Mais l'association peut se "libérer" cette obligation :

  • en effectuant des investissements directs en faveur du logement de ses salariés (construction de logements locatifs, travaux d'amélioration d'immeubles anciens lui appartenant, loués ou destinés à être loués à ses salariés) ;
  • en consentant des prêts à ses salariés (selon des conditions strictement encadrées),
  • ou, en effectuant des versements auprès des organismes habilités (comité interprofessionnel du logement, chambre de commerce et d'industrie...).

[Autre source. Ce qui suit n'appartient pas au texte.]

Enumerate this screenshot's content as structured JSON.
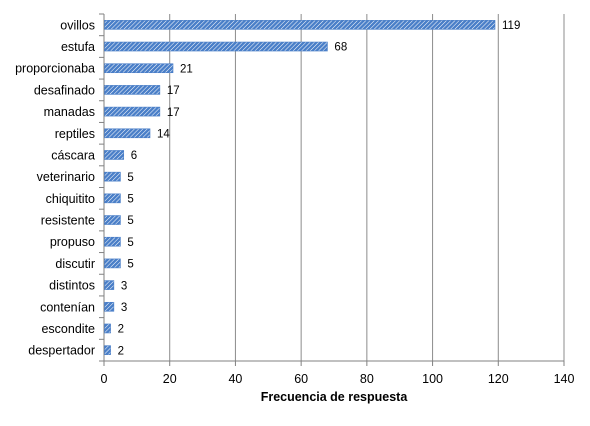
{
  "chart_data": {
    "type": "bar",
    "orientation": "horizontal",
    "categories": [
      "ovillos",
      "estufa",
      "proporcionaba",
      "desafinado",
      "manadas",
      "reptiles",
      "cáscara",
      "veterinario",
      "chiquitito",
      "resistente",
      "propuso",
      "discutir",
      "distintos",
      "contenían",
      "escondite",
      "despertador"
    ],
    "values": [
      119,
      68,
      21,
      17,
      17,
      14,
      6,
      5,
      5,
      5,
      5,
      5,
      3,
      3,
      2,
      2
    ],
    "title": "",
    "xlabel": "Frecuencia de respuesta",
    "ylabel": "",
    "xlim": [
      0,
      140
    ],
    "xticks": [
      0,
      20,
      40,
      60,
      80,
      100,
      120,
      140
    ],
    "xtick_labels": [
      "0",
      "20",
      "40",
      "60",
      "80",
      "100",
      "120",
      "140"
    ],
    "data_labels": [
      "119",
      "68",
      "21",
      "17",
      "17",
      "14",
      "6",
      "5",
      "5",
      "5",
      "5",
      "5",
      "3",
      "3",
      "2",
      "2"
    ],
    "grid": "vertical",
    "legend": "none",
    "colors": {
      "bar_fill": "#4a7fc8",
      "bar_hatch": "#ffffff",
      "grid": "#8c8c8c",
      "axis": "#808080",
      "text": "#000000"
    }
  }
}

La taxe sur les salaires des associations employeurs

La taxe sur les salaires s'applique uniquement aux associations employeurs :

  • exonérées de TVA l'année de versement des salaires (cas de la majorité des associations loi 1901) ;
  • ou, assujetties à la TVA sur moins de 90 % du chiffre d'affaires réalisé l'année avant le versement des rémunérations

Divers allégements ou exonérations sont prévus :

  • les associations loi 1901 bénéficient d'un abattement sur la taxe due de 20 835 euros. Cette taxe n'est donc dûe que pour la partie de son montant dépassant cette somme ;
  • la taxe n'est pas due si son montant annuel n'excède pas 1 200 euros (pas de prorata) ;
  • si son montant est inférieur à 2 040 euros, la structure peut bénéficier d'une décote égale aux 3/4 de la différence entre 2 040 euros et le montant de la taxe sur les salaires normalement dû ;
  • les associations dont le chiffre d'affaires hors taxe ne dépasse pas les limites de la franchise en base de TVA sont exonérées de taxe sur les salaires
  • les rémunérations versées aux personnes recrutées pour des manifestations de bienfaisance et de soutien et aux bénéficiaires d'un parcours emploi compétences (PEC) sont exonérées de taxe sur les salaires.